Um dos soldados de Peixe que se encontra do lado de fora do galpão chamou no rádio anunciando a chegada da polícia. Imediatamente Peixe e os outros verificaram suas armas e as destravaram. Filé segue com a mão no gatilho da ponto trinta e mastigando uma goma de mascar. A potente arma foi minuciosamente posicionada para não deixar que os homens da lei invadam o lugar. Na época da compra do equipamento, Felipe foi contra, a ponto de questionar seu chefe pela aquisição.

- Pra mim foi dinheiro jogado fora. – disse olhando para a máquina de guerra.

- Filé, meu querido, somos o vilões aqui. Conheço as entranhas da polícia, sei do que aqueles vermes são capaz. Um dia a casa vai cair e quando isso acontecer, ela será nossa principal defesa. Pense.

Só o tempo para mostrar quem estava certo e quem estava equivocado. Observando a movimentação policial usando binóculos, Filé consegue dar razão ao seu líder. O rádio chama.

- Filé na escuta.

- Vê alguma coisa? – perguntou Peixe.

- Sim. Muitos carros e também uma montanha usando terno e gravata.

Silêncio.

- Montanha usando terno e gravata? Que merda é essa?

- Exatamente, chefe, um baita negão portando uma calibre doze cromada, uma lindeza de arma.

Dentro do escritório Antônio balbuciou deixando o rádio sobre a mesa.

- Chefe Damião Ramos. – engoliu seco.

Antônio e Damião. Velhos conhecidos. Fazia tempo que Peixe não ouvia falar do Montanha gigante, porém Antônio conhece muito bem sua reputação. Pois é, logo com quem ele foi arrumar encrenca. Tarde demais para bater em retirado. Peixe olhou para sua arma quando uma nuvem negra se apossou de seu rosto. Hora de por fim na trajetória do chefão da polícia.

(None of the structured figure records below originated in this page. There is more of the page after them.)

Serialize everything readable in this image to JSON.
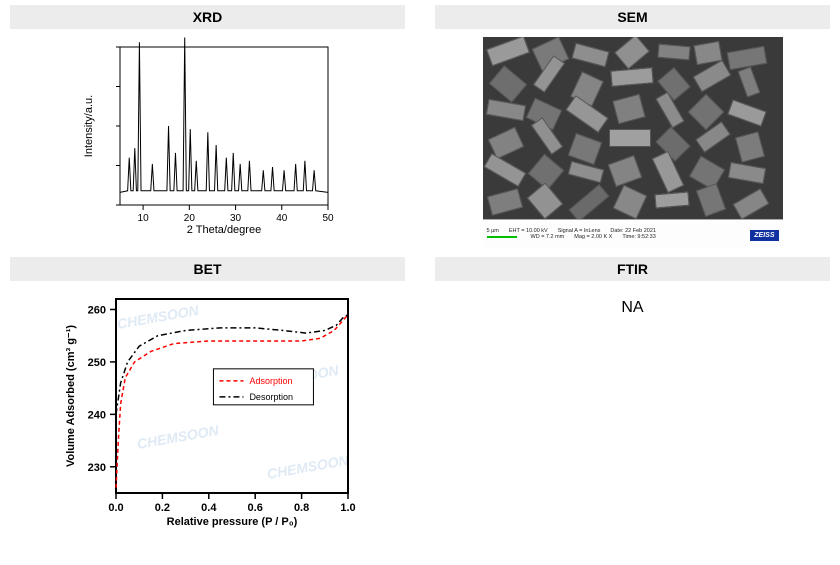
{
  "panels": {
    "xrd": {
      "title": "XRD"
    },
    "sem": {
      "title": "SEM"
    },
    "bet": {
      "title": "BET"
    },
    "ftir": {
      "title": "FTIR",
      "content": "NA"
    }
  },
  "xrd_chart": {
    "type": "line",
    "xlabel": "2 Theta/degree",
    "ylabel": "Intensity/a.u.",
    "label_fontsize": 11,
    "line_color": "#000000",
    "line_width": 1,
    "background_color": "#ffffff",
    "border_color": "#000000",
    "xlim": [
      5,
      50
    ],
    "xticks": [
      10,
      20,
      30,
      40,
      50
    ],
    "ylim": [
      0,
      100
    ],
    "peaks": [
      {
        "x": 7.0,
        "h": 22
      },
      {
        "x": 8.2,
        "h": 28
      },
      {
        "x": 9.2,
        "h": 95
      },
      {
        "x": 12.0,
        "h": 18
      },
      {
        "x": 15.5,
        "h": 42
      },
      {
        "x": 17.0,
        "h": 25
      },
      {
        "x": 19.0,
        "h": 98
      },
      {
        "x": 20.2,
        "h": 40
      },
      {
        "x": 21.5,
        "h": 20
      },
      {
        "x": 24.0,
        "h": 38
      },
      {
        "x": 25.8,
        "h": 30
      },
      {
        "x": 28.0,
        "h": 22
      },
      {
        "x": 29.5,
        "h": 25
      },
      {
        "x": 31.0,
        "h": 18
      },
      {
        "x": 33.0,
        "h": 20
      },
      {
        "x": 36.0,
        "h": 14
      },
      {
        "x": 38.0,
        "h": 16
      },
      {
        "x": 40.5,
        "h": 14
      },
      {
        "x": 43.0,
        "h": 18
      },
      {
        "x": 45.0,
        "h": 20
      },
      {
        "x": 47.0,
        "h": 14
      }
    ],
    "baseline": 8
  },
  "bet_chart": {
    "type": "line",
    "xlabel": "Relative pressure (P / P₀)",
    "ylabel": "Volume Adsorbed (cm³ g⁻¹)",
    "label_fontsize": 11,
    "background_color": "#ffffff",
    "border_color": "#000000",
    "border_width": 2,
    "xlim": [
      0.0,
      1.0
    ],
    "xticks": [
      0.0,
      0.2,
      0.4,
      0.6,
      0.8,
      1.0
    ],
    "ylim": [
      225,
      262
    ],
    "yticks": [
      230,
      240,
      250,
      260
    ],
    "legend": {
      "items": [
        {
          "label": "Adsorption",
          "color": "#ff0000",
          "dash": "4 3"
        },
        {
          "label": "Desorption",
          "color": "#000000",
          "dash": "6 3 2 3"
        }
      ],
      "box_border": "#000000"
    },
    "series": {
      "adsorption": {
        "color": "#ff0000",
        "dash": "4 3",
        "width": 1.5,
        "points": [
          [
            0.0,
            226
          ],
          [
            0.01,
            235
          ],
          [
            0.02,
            242
          ],
          [
            0.04,
            247
          ],
          [
            0.08,
            250
          ],
          [
            0.15,
            252
          ],
          [
            0.25,
            253.5
          ],
          [
            0.4,
            254
          ],
          [
            0.55,
            254
          ],
          [
            0.7,
            254
          ],
          [
            0.8,
            254
          ],
          [
            0.88,
            254.5
          ],
          [
            0.94,
            256
          ],
          [
            0.98,
            258
          ],
          [
            1.0,
            259
          ]
        ]
      },
      "desorption": {
        "color": "#000000",
        "dash": "6 3 2 3",
        "width": 1.5,
        "points": [
          [
            0.0,
            240
          ],
          [
            0.02,
            246
          ],
          [
            0.05,
            250
          ],
          [
            0.1,
            253
          ],
          [
            0.18,
            255
          ],
          [
            0.3,
            256
          ],
          [
            0.45,
            256.5
          ],
          [
            0.6,
            256.5
          ],
          [
            0.72,
            256
          ],
          [
            0.82,
            255.5
          ],
          [
            0.9,
            256
          ],
          [
            0.95,
            257
          ],
          [
            0.98,
            258.5
          ],
          [
            1.0,
            259
          ]
        ]
      }
    },
    "watermark": "CHEMSOON",
    "watermark_color": "#dfeaf5"
  },
  "sem_caption": {
    "scale_label": "5 µm",
    "eht": "EHT = 10.00 kV",
    "signal": "Signal A = InLens",
    "date": "Date: 22 Feb 2021",
    "wd": "WD = 7.2 mm",
    "mag": "Mag = 2.00 K X",
    "time": "Time: 9:52:33",
    "logo": "ZEISS",
    "logo_bg": "#1030a0",
    "logo_fg": "#ffffff",
    "caption_bg": "#fdfdfd",
    "scale_color": "#00c000"
  },
  "sem_crystals": [
    {
      "l": 5,
      "t": 5,
      "w": 40,
      "h": 18,
      "r": -20,
      "c": "#9a9a9a"
    },
    {
      "l": 55,
      "t": 2,
      "w": 25,
      "h": 30,
      "r": 65,
      "c": "#7a7a7a"
    },
    {
      "l": 90,
      "t": 10,
      "w": 35,
      "h": 16,
      "r": 15,
      "c": "#8e8e8e"
    },
    {
      "l": 135,
      "t": 4,
      "w": 28,
      "h": 22,
      "r": -40,
      "c": "#909090"
    },
    {
      "l": 175,
      "t": 8,
      "w": 32,
      "h": 14,
      "r": 5,
      "c": "#828282"
    },
    {
      "l": 215,
      "t": 3,
      "w": 20,
      "h": 26,
      "r": 80,
      "c": "#888888"
    },
    {
      "l": 245,
      "t": 12,
      "w": 38,
      "h": 18,
      "r": -10,
      "c": "#767676"
    },
    {
      "l": 10,
      "t": 35,
      "w": 30,
      "h": 24,
      "r": 40,
      "c": "#6e6e6e"
    },
    {
      "l": 48,
      "t": 30,
      "w": 36,
      "h": 14,
      "r": -55,
      "c": "#949494"
    },
    {
      "l": 92,
      "t": 38,
      "w": 24,
      "h": 28,
      "r": 25,
      "c": "#858585"
    },
    {
      "l": 128,
      "t": 32,
      "w": 42,
      "h": 16,
      "r": -5,
      "c": "#9c9c9c"
    },
    {
      "l": 178,
      "t": 36,
      "w": 26,
      "h": 22,
      "r": 50,
      "c": "#707070"
    },
    {
      "l": 212,
      "t": 30,
      "w": 34,
      "h": 18,
      "r": -30,
      "c": "#8a8a8a"
    },
    {
      "l": 252,
      "t": 38,
      "w": 28,
      "h": 14,
      "r": 70,
      "c": "#7e7e7e"
    },
    {
      "l": 4,
      "t": 65,
      "w": 38,
      "h": 16,
      "r": 10,
      "c": "#888888"
    },
    {
      "l": 50,
      "t": 62,
      "w": 22,
      "h": 30,
      "r": -65,
      "c": "#747474"
    },
    {
      "l": 84,
      "t": 68,
      "w": 40,
      "h": 18,
      "r": 35,
      "c": "#969696"
    },
    {
      "l": 132,
      "t": 60,
      "w": 28,
      "h": 24,
      "r": -15,
      "c": "#808080"
    },
    {
      "l": 170,
      "t": 66,
      "w": 34,
      "h": 14,
      "r": 60,
      "c": "#8c8c8c"
    },
    {
      "l": 210,
      "t": 62,
      "w": 26,
      "h": 26,
      "r": -45,
      "c": "#727272"
    },
    {
      "l": 246,
      "t": 68,
      "w": 36,
      "h": 16,
      "r": 20,
      "c": "#9a9a9a"
    },
    {
      "l": 8,
      "t": 95,
      "w": 30,
      "h": 22,
      "r": -25,
      "c": "#828282"
    },
    {
      "l": 46,
      "t": 92,
      "w": 36,
      "h": 14,
      "r": 55,
      "c": "#909090"
    },
    {
      "l": 90,
      "t": 98,
      "w": 24,
      "h": 28,
      "r": -70,
      "c": "#787878"
    },
    {
      "l": 126,
      "t": 92,
      "w": 42,
      "h": 18,
      "r": 0,
      "c": "#a0a0a0"
    },
    {
      "l": 176,
      "t": 96,
      "w": 28,
      "h": 22,
      "r": 45,
      "c": "#6c6c6c"
    },
    {
      "l": 214,
      "t": 92,
      "w": 32,
      "h": 16,
      "r": -35,
      "c": "#888888"
    },
    {
      "l": 254,
      "t": 98,
      "w": 26,
      "h": 24,
      "r": 75,
      "c": "#7c7c7c"
    },
    {
      "l": 2,
      "t": 125,
      "w": 40,
      "h": 16,
      "r": 30,
      "c": "#949494"
    },
    {
      "l": 50,
      "t": 122,
      "w": 26,
      "h": 26,
      "r": -50,
      "c": "#707070"
    },
    {
      "l": 86,
      "t": 128,
      "w": 34,
      "h": 14,
      "r": 15,
      "c": "#8e8e8e"
    },
    {
      "l": 128,
      "t": 122,
      "w": 28,
      "h": 24,
      "r": -20,
      "c": "#848484"
    },
    {
      "l": 166,
      "t": 126,
      "w": 38,
      "h": 18,
      "r": 65,
      "c": "#989898"
    },
    {
      "l": 212,
      "t": 122,
      "w": 24,
      "h": 28,
      "r": -60,
      "c": "#747474"
    },
    {
      "l": 246,
      "t": 128,
      "w": 36,
      "h": 16,
      "r": 10,
      "c": "#8a8a8a"
    },
    {
      "l": 6,
      "t": 155,
      "w": 32,
      "h": 20,
      "r": -15,
      "c": "#7e7e7e"
    },
    {
      "l": 48,
      "t": 152,
      "w": 28,
      "h": 24,
      "r": 50,
      "c": "#929292"
    },
    {
      "l": 86,
      "t": 158,
      "w": 40,
      "h": 16,
      "r": -40,
      "c": "#6a6a6a"
    },
    {
      "l": 134,
      "t": 152,
      "w": 26,
      "h": 26,
      "r": 25,
      "c": "#888888"
    },
    {
      "l": 172,
      "t": 156,
      "w": 34,
      "h": 14,
      "r": -5,
      "c": "#9e9e9e"
    },
    {
      "l": 214,
      "t": 152,
      "w": 28,
      "h": 22,
      "r": 70,
      "c": "#767676"
    },
    {
      "l": 252,
      "t": 158,
      "w": 32,
      "h": 18,
      "r": -30,
      "c": "#868686"
    }
  ]
}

- Filé, você me ouve? – pegou o rádio abruptamente.

- Em alto e bom som.

- Quando tiver a chance não hesite em atirar contra essa montanha gigante, ok?

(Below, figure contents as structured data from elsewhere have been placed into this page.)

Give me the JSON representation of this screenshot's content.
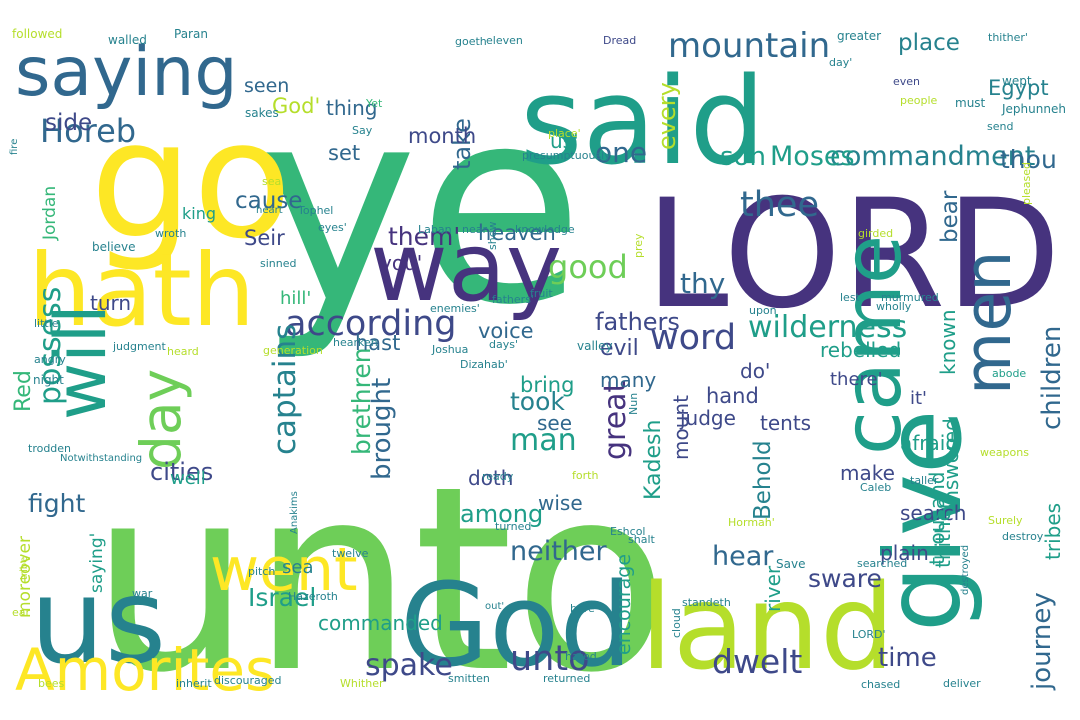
{
  "palette": {
    "dark_purple": "#46337e",
    "indigo": "#3e4989",
    "blue": "#31688e",
    "teal_blue": "#26828e",
    "teal": "#1f9e89",
    "green": "#35b779",
    "light_green": "#6ece58",
    "lime": "#b5de2b",
    "yellow": "#fde725",
    "background": "#ffffff"
  },
  "words": [
    {
      "text": "ye",
      "color": "green"
    },
    {
      "text": "unto",
      "color": "light_green"
    },
    {
      "text": "LORD",
      "color": "dark_purple"
    },
    {
      "text": "go",
      "color": "yellow"
    },
    {
      "text": "said",
      "color": "teal"
    },
    {
      "text": "God",
      "color": "teal_blue"
    },
    {
      "text": "land",
      "color": "lime"
    },
    {
      "text": "us",
      "color": "teal_blue"
    },
    {
      "text": "hath",
      "color": "yellow"
    },
    {
      "text": "give",
      "color": "teal"
    },
    {
      "text": "way",
      "color": "dark_purple"
    },
    {
      "text": "saying",
      "color": "blue"
    },
    {
      "text": "came",
      "color": "teal"
    },
    {
      "text": "men",
      "color": "blue"
    },
    {
      "text": "went",
      "color": "yellow"
    },
    {
      "text": "Amorites",
      "color": "yellow"
    },
    {
      "text": "day",
      "color": "light_green"
    },
    {
      "text": "will",
      "color": "teal"
    },
    {
      "text": "according",
      "color": "indigo"
    },
    {
      "text": "mountain",
      "color": "blue"
    },
    {
      "text": "commandment",
      "color": "teal_blue"
    },
    {
      "text": "Moses",
      "color": "teal"
    },
    {
      "text": "wilderness",
      "color": "teal"
    },
    {
      "text": "spake",
      "color": "indigo"
    },
    {
      "text": "unto",
      "color": "indigo"
    },
    {
      "text": "dwelt",
      "color": "indigo"
    },
    {
      "text": "Horeb",
      "color": "blue"
    },
    {
      "text": "good",
      "color": "light_green"
    },
    {
      "text": "son",
      "color": "teal"
    },
    {
      "text": "one",
      "color": "blue"
    },
    {
      "text": "thee",
      "color": "blue"
    },
    {
      "text": "word",
      "color": "indigo"
    },
    {
      "text": "great",
      "color": "dark_purple"
    },
    {
      "text": "captains",
      "color": "teal_blue"
    },
    {
      "text": "brought",
      "color": "blue"
    },
    {
      "text": "children",
      "color": "blue"
    },
    {
      "text": "journey",
      "color": "blue"
    },
    {
      "text": "Israel",
      "color": "teal"
    },
    {
      "text": "fight",
      "color": "blue"
    },
    {
      "text": "Kadesh",
      "color": "teal"
    },
    {
      "text": "time",
      "color": "indigo"
    },
    {
      "text": "hear",
      "color": "blue"
    },
    {
      "text": "neither",
      "color": "blue"
    },
    {
      "text": "took",
      "color": "teal_blue"
    },
    {
      "text": "sware",
      "color": "indigo"
    },
    {
      "text": "possess",
      "color": "teal"
    },
    {
      "text": "them'",
      "color": "dark_purple"
    },
    {
      "text": "cause",
      "color": "blue"
    },
    {
      "text": "thou",
      "color": "blue"
    },
    {
      "text": "thy",
      "color": "blue"
    },
    {
      "text": "man",
      "color": "teal"
    },
    {
      "text": "fathers",
      "color": "indigo"
    },
    {
      "text": "Behold",
      "color": "teal_blue"
    },
    {
      "text": "take",
      "color": "blue"
    },
    {
      "text": "place",
      "color": "teal_blue"
    },
    {
      "text": "Egypt",
      "color": "teal_blue"
    },
    {
      "text": "every",
      "color": "lime"
    },
    {
      "text": "commanded",
      "color": "teal"
    },
    {
      "text": "brethren",
      "color": "green"
    },
    {
      "text": "among",
      "color": "teal"
    },
    {
      "text": "cities",
      "color": "indigo"
    },
    {
      "text": "side",
      "color": "indigo"
    },
    {
      "text": "bear",
      "color": "blue"
    },
    {
      "text": "thing",
      "color": "blue"
    },
    {
      "text": "seen",
      "color": "blue"
    },
    {
      "text": "God'",
      "color": "lime"
    },
    {
      "text": "Seir",
      "color": "indigo"
    },
    {
      "text": "you'",
      "color": "dark_purple"
    },
    {
      "text": "us'",
      "color": "teal"
    },
    {
      "text": "set",
      "color": "blue"
    },
    {
      "text": "month",
      "color": "indigo"
    },
    {
      "text": "wise",
      "color": "blue"
    },
    {
      "text": "see",
      "color": "blue"
    },
    {
      "text": "heaven",
      "color": "blue"
    },
    {
      "text": "evil",
      "color": "indigo"
    },
    {
      "text": "hast",
      "color": "blue"
    },
    {
      "text": "hill'",
      "color": "green"
    },
    {
      "text": "rebelled",
      "color": "teal"
    },
    {
      "text": "answered",
      "color": "teal"
    },
    {
      "text": "voice",
      "color": "blue"
    },
    {
      "text": "many",
      "color": "blue"
    },
    {
      "text": "turn",
      "color": "indigo"
    },
    {
      "text": "there'",
      "color": "indigo"
    },
    {
      "text": "do'",
      "color": "indigo"
    },
    {
      "text": "search",
      "color": "indigo"
    },
    {
      "text": "make",
      "color": "indigo"
    },
    {
      "text": "tents",
      "color": "indigo"
    },
    {
      "text": "it'",
      "color": "indigo"
    },
    {
      "text": "plain",
      "color": "indigo"
    },
    {
      "text": "doth",
      "color": "indigo"
    },
    {
      "text": "bring",
      "color": "teal"
    },
    {
      "text": "river",
      "color": "teal"
    },
    {
      "text": "thousand",
      "color": "teal"
    },
    {
      "text": "thither",
      "color": "teal"
    },
    {
      "text": "tribes",
      "color": "teal"
    },
    {
      "text": "known",
      "color": "teal"
    },
    {
      "text": "mount",
      "color": "indigo"
    },
    {
      "text": "hand",
      "color": "indigo"
    },
    {
      "text": "judge",
      "color": "indigo"
    },
    {
      "text": "afraid",
      "color": "teal"
    },
    {
      "text": "Red",
      "color": "green"
    },
    {
      "text": "sea",
      "color": "teal_blue"
    },
    {
      "text": "well",
      "color": "teal"
    },
    {
      "text": "king",
      "color": "teal"
    },
    {
      "text": "saying'",
      "color": "teal"
    },
    {
      "text": "moreover",
      "color": "lime"
    },
    {
      "text": "Jordan",
      "color": "green"
    },
    {
      "text": "encourage",
      "color": "teal"
    },
    {
      "text": "followed",
      "color": "lime"
    },
    {
      "text": "Paran",
      "color": "teal_blue"
    },
    {
      "text": "walled",
      "color": "teal_blue"
    },
    {
      "text": "night",
      "color": "teal_blue"
    },
    {
      "text": "sakes",
      "color": "teal_blue"
    },
    {
      "text": "Yet",
      "color": "green"
    },
    {
      "text": "Say",
      "color": "teal_blue"
    },
    {
      "text": "goeth",
      "color": "teal_blue"
    },
    {
      "text": "eleven",
      "color": "teal_blue"
    },
    {
      "text": "Dread",
      "color": "indigo"
    },
    {
      "text": "greater",
      "color": "teal_blue"
    },
    {
      "text": "thither'",
      "color": "teal_blue"
    },
    {
      "text": "even",
      "color": "indigo"
    },
    {
      "text": "day'",
      "color": "teal_blue"
    },
    {
      "text": "people",
      "color": "lime"
    },
    {
      "text": "wept",
      "color": "teal_blue"
    },
    {
      "text": "Jephunneh",
      "color": "teal_blue"
    },
    {
      "text": "must",
      "color": "teal_blue"
    },
    {
      "text": "send",
      "color": "teal_blue"
    },
    {
      "text": "place'",
      "color": "lime"
    },
    {
      "text": "presumptuously",
      "color": "teal_blue"
    },
    {
      "text": "shew",
      "color": "teal_blue"
    },
    {
      "text": "fire",
      "color": "teal_blue"
    },
    {
      "text": "sea",
      "color": "lime"
    },
    {
      "text": "heart",
      "color": "teal_blue"
    },
    {
      "text": "Tophel",
      "color": "teal_blue"
    },
    {
      "text": "believe",
      "color": "teal_blue"
    },
    {
      "text": "wroth",
      "color": "teal_blue"
    },
    {
      "text": "eyes'",
      "color": "teal_blue"
    },
    {
      "text": "Laban",
      "color": "teal_blue"
    },
    {
      "text": "near",
      "color": "teal_blue"
    },
    {
      "text": "knowledge",
      "color": "teal_blue"
    },
    {
      "text": "prey",
      "color": "lime"
    },
    {
      "text": "girded",
      "color": "lime"
    },
    {
      "text": "pleased",
      "color": "lime"
    },
    {
      "text": "sinned",
      "color": "teal_blue"
    },
    {
      "text": "fruit",
      "color": "teal_blue"
    },
    {
      "text": "upon",
      "color": "teal_blue"
    },
    {
      "text": "lest",
      "color": "teal_blue"
    },
    {
      "text": "murmured",
      "color": "teal_blue"
    },
    {
      "text": "fathers'",
      "color": "teal_blue"
    },
    {
      "text": "enemies'",
      "color": "teal_blue"
    },
    {
      "text": "wholly",
      "color": "teal_blue"
    },
    {
      "text": "little",
      "color": "teal_blue"
    },
    {
      "text": "judgment",
      "color": "teal_blue"
    },
    {
      "text": "generation",
      "color": "lime"
    },
    {
      "text": "hearken",
      "color": "teal_blue"
    },
    {
      "text": "Joshua",
      "color": "teal_blue"
    },
    {
      "text": "days'",
      "color": "teal_blue"
    },
    {
      "text": "valley",
      "color": "teal_blue"
    },
    {
      "text": "angry",
      "color": "teal_blue"
    },
    {
      "text": "heard",
      "color": "lime"
    },
    {
      "text": "Dizahab'",
      "color": "teal_blue"
    },
    {
      "text": "Nun",
      "color": "teal_blue"
    },
    {
      "text": "abode",
      "color": "teal"
    },
    {
      "text": "trodden",
      "color": "teal_blue"
    },
    {
      "text": "Notwithstanding",
      "color": "teal_blue"
    },
    {
      "text": "Anakims",
      "color": "teal_blue"
    },
    {
      "text": "ready",
      "color": "teal_blue"
    },
    {
      "text": "forth",
      "color": "lime"
    },
    {
      "text": "weapons",
      "color": "lime"
    },
    {
      "text": "taller",
      "color": "teal_blue"
    },
    {
      "text": "Caleb",
      "color": "teal_blue"
    },
    {
      "text": "Surely",
      "color": "lime"
    },
    {
      "text": "destroy",
      "color": "teal_blue"
    },
    {
      "text": "Eshcol",
      "color": "teal_blue"
    },
    {
      "text": "turned",
      "color": "teal_blue"
    },
    {
      "text": "Hormah'",
      "color": "lime"
    },
    {
      "text": "shalt",
      "color": "teal_blue"
    },
    {
      "text": "tribe'",
      "color": "lime"
    },
    {
      "text": "twelve",
      "color": "teal_blue"
    },
    {
      "text": "war",
      "color": "teal_blue"
    },
    {
      "text": "pitch",
      "color": "teal_blue"
    },
    {
      "text": "Hazeroth",
      "color": "teal_blue"
    },
    {
      "text": "Save",
      "color": "teal_blue"
    },
    {
      "text": "searched",
      "color": "teal_blue"
    },
    {
      "text": "destroyed",
      "color": "teal_blue"
    },
    {
      "text": "cloud",
      "color": "teal_blue"
    },
    {
      "text": "standeth",
      "color": "teal_blue"
    },
    {
      "text": "ear",
      "color": "lime"
    },
    {
      "text": "out'",
      "color": "teal_blue"
    },
    {
      "text": "bare",
      "color": "teal_blue"
    },
    {
      "text": "hated",
      "color": "teal_blue"
    },
    {
      "text": "LORD'",
      "color": "teal_blue"
    },
    {
      "text": "bees",
      "color": "lime"
    },
    {
      "text": "inherit",
      "color": "teal_blue"
    },
    {
      "text": "discouraged",
      "color": "teal_blue"
    },
    {
      "text": "Whither",
      "color": "lime"
    },
    {
      "text": "smitten",
      "color": "teal_blue"
    },
    {
      "text": "returned",
      "color": "teal_blue"
    },
    {
      "text": "chased",
      "color": "teal_blue"
    },
    {
      "text": "deliver",
      "color": "teal_blue"
    }
  ]
}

- Não precisa me pedir duas vezes. – cuspiu a goma de mascar.

*

Agora os dois agentes se encontram cada um de um lado do portão. Damião na esquerda e Paulo na direita. Faz silêncio lá dentro e isso não é nada bom. Paz e tranquilidade são palavras que não existem no dicionário policial, toda paz precede uma tempestade e toda tranquilidade um desfecho trágico. Os inimigos estão lá e podem ser sentidos, mas exatamente aonde estão? Pelo rádio Alves acionou o atirador posicionado no prédio no início da rua.

- Vê alguma movimentação?

- Negativo, senhor.

Sem emitir som Damião se comunicou com Paulo.

- É uma armadilha.

Todos os envolvidos nessa operação sabem que se trata de uma emboscada, por isso todo o cuidado é pouco, ter baixas não está nos planos de nenhum dos dois, principalmente nos de Paulo Alves. A grande questão é; o galpão precisa ser sondado e para que isso aconteça ele precisa ser invadido. Se é seguro fazer tal coisa? Lógico que não, nem mesmo é inteligente fazer tal coisa, porém algo precisa ser feito. Peixe está lá dentro, e trama algo. Ele por si só já é uma ameaça, agora imagine acompanhado e muito bem armado? Nessas horas não se é permitido pensar, mas sim agir. Alves fez um gesto rápido autorizando a invasão do lugar.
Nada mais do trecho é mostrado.